Los Angeles Clippers owner Donald Sterling at an NBA playoff game in April. Sterling has reportedly hired a new attorney and is expected to launch a legal battle to maintain ownership of the team. (Robyn Beck / AFP/Getty Images)

James Rainey
May 17, 2014

Donald Sterling is expected to launch what could be a long and contentious legal battle with the NBA over his ownership of the Clippers without the support of the big, politically connected law firm that has been with him for more than three decades.

Manatt, Phelps & Phillips will no longer represent Sterling and his wife, Shelly, because of the couple’s diverging interests from each other and from the team that is now being run day-to-day by Chief Executive Dick Parsons, who was appointed by the NBA.

The conflict leaves Manatt partner Robert Platt as chief counsel for the Clippers, but no longer a representative of the longtime owners.

The shift sent Donald Sterling scrambling for representation, according to several people familiar with the situation.

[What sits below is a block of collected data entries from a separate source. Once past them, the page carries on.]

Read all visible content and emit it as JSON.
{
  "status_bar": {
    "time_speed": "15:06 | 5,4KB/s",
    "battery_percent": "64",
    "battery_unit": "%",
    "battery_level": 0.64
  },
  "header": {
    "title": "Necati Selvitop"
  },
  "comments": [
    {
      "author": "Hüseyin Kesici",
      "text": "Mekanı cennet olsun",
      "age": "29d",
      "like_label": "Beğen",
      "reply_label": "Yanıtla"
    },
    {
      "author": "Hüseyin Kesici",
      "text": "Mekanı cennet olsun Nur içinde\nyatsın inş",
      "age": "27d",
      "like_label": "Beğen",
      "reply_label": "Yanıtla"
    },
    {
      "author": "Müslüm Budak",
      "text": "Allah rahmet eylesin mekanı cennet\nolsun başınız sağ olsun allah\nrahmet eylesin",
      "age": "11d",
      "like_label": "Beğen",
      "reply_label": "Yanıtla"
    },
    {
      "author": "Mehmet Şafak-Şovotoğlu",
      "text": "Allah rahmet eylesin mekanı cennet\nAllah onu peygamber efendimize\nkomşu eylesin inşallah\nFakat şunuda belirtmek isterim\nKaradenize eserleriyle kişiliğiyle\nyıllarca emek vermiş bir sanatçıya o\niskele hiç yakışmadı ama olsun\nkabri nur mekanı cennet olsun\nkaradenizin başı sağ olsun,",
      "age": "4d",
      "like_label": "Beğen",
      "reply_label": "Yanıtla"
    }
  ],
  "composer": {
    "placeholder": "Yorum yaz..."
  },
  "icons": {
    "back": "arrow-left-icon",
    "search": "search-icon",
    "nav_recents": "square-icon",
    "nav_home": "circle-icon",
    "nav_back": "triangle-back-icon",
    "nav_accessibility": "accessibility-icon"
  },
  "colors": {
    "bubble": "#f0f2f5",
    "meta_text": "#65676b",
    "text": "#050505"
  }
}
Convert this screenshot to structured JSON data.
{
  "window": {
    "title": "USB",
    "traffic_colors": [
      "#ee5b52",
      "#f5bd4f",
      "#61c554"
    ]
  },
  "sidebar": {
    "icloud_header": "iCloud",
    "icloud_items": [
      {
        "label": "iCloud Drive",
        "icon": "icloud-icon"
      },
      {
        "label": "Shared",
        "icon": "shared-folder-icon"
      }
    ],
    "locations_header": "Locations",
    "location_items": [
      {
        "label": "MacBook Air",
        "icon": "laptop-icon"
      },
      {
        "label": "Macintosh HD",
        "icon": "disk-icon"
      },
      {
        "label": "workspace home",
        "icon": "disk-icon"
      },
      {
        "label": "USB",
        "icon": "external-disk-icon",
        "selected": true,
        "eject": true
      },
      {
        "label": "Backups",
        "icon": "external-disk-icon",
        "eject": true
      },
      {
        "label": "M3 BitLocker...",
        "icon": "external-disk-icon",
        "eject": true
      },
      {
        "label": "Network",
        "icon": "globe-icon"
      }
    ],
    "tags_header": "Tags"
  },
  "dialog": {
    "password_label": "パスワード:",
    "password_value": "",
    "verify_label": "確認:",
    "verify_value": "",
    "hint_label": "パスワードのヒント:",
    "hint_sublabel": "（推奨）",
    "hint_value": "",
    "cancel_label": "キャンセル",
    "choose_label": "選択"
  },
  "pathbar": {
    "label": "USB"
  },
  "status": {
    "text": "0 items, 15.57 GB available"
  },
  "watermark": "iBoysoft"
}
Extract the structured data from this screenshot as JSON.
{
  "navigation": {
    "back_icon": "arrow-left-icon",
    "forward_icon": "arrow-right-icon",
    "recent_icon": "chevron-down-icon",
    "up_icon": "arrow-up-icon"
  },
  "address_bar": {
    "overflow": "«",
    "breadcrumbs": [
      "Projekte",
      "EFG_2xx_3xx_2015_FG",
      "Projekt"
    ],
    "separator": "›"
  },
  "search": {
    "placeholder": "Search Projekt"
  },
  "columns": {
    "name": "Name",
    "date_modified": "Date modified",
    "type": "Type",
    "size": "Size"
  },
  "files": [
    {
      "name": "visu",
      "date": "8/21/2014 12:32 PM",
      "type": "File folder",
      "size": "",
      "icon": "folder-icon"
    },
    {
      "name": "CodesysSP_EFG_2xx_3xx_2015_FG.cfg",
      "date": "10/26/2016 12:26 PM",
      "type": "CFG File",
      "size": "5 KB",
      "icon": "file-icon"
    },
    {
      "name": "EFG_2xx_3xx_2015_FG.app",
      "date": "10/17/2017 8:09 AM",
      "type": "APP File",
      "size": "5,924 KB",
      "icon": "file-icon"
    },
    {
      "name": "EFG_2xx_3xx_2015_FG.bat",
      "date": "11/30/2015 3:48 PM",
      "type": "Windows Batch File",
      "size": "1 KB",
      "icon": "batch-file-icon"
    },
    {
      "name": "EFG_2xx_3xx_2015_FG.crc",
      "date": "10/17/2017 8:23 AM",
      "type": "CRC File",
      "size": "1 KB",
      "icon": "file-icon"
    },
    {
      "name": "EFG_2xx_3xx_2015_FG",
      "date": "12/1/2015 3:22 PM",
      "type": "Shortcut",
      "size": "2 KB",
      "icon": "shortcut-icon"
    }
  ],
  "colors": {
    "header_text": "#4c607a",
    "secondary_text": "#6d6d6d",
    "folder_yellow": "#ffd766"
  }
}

Another top Los Angeles law firm spurned the Clippers’ controlling owner, according to people familiar with the situation, before he landed this week under the wing of an old ally, the veteran antitrust lawyer Maxwell M. Blecher. Those who told of the situation asked to remain anonymous because their discussions with Sterling and his allies were supposed to be confidential.

The legal shift is just the latest wave in the tempest that has engulfed Sterling, 80, since the appearance of an audiotape in which he told a companion he did not want her to bring blacks to Clippers games. As a result of the inflammatory comments, NBA Commissioner Adam Silver banned Sterling from the league, fined him $2.5 million and called on other team owners to strip Sterling of ownership of the team.

Criticism of Sterling redoubled this week when the real estate magnate went on CNN to apologize but ended up offending many people with a string of racially charged allegations against Magic Johnson and other African Americans. CNN host Anderson Cooper said the Clippers boss appeared for the interview without lawyers or public relations representatives.

Blecher emerged as Sterling’s new lawyer Thursday when it was revealed he sent the NBA a letter stating Sterling would not pay the fine because it violated his due process rights. It also asserted the league’s longest-tenured owner did not deserve “any punishment at all.”